Product mix. In companies without digital transaction-level metrics, the sales and product managers don’t know each product’s actual net profit. Some customer orders are for a specific named product, but most are for a generic need, such as wrap-around safety glasses. The alternative products that meet this need at a similar price point usually have widely varying net profits. Transaction-level metrics reveal each product’s net margins, enabling product managers and sales reps to optimize product mixes profitability at no cost to the customer.

This creates a new opportunity to create an internal “profit catalogue” for sales rep use. The new catalogue has the traditional list of products but adds the all-in net profit of each. At one company, the sales reps get monthly reports on the profitability of each customer’s product mix, with suggested higher-profit product additions and substitutes.

Order channel. Most companies are rapidly moving toward EDI (electronic data interchange, or electronic ordering) because it offers significant cost saving. However, companies with EDI orders lose the ability to cross-sell, up-sell, and probe for important customer information.
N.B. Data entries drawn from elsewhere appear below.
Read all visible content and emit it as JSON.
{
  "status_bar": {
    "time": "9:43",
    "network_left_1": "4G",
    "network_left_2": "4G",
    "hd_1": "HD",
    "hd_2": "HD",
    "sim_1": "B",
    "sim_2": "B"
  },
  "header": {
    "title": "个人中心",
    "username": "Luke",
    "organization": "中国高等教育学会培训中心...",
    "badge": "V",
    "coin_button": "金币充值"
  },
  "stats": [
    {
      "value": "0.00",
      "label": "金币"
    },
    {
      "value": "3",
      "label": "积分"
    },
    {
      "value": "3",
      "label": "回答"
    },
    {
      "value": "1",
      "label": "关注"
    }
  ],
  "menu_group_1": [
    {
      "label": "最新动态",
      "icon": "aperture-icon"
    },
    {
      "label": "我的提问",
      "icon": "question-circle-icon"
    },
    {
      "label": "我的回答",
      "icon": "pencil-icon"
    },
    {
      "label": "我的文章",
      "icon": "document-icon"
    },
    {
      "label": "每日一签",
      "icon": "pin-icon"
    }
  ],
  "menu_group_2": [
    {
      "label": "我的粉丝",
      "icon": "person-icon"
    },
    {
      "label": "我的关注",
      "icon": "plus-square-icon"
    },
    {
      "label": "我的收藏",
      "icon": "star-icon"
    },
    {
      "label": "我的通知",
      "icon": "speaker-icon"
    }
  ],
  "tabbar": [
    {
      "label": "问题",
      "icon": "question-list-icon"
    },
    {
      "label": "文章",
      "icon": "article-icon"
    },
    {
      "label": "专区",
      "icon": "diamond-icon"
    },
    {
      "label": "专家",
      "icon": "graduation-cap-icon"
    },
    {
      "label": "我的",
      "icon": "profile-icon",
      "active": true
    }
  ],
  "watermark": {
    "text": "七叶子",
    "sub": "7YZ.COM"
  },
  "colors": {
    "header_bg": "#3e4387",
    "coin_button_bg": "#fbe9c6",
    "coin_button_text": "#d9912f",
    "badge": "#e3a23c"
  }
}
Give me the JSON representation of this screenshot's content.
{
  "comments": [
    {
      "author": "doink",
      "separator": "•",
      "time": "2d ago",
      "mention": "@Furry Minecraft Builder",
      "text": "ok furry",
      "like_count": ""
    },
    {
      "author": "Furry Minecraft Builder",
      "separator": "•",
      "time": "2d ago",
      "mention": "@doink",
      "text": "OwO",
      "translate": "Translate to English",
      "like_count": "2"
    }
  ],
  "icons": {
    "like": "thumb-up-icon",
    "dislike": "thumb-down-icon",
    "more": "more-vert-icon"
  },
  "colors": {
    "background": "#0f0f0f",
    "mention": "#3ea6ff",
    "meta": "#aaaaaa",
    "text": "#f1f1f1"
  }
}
The solution. Use EDI for your small customers to lower your cost to serve, but for your important profit peak and profit drain customers, selectively call back once the EDI order is received to cross-sell, up-sell, and keep the relationship close.

In working continuously with profit drain customers, your multi-capability teams will gain a deep understanding of the profile and development pathways of these customers — as well as the operating cost problems that can be fixed. This will enable your profit-drain teams to identify which prospective customers are likely to become intractable profit drains.

This knowledge is invaluable. Your profit-drain teams need to partner with your sales managers to incorporate these profiles into your account selection and management processes, allowing them to laser-focus on bringing in the accounts that will be profit peaks or that could be converted into profit peaks and avoid those that will be irreversible profit drains. Bringing all your knowledge and expertise to bear on ensuring that your sales reps systematically avoid those who will irreversibly erode your hard-earned profit is the biggest hidden profit lever of all.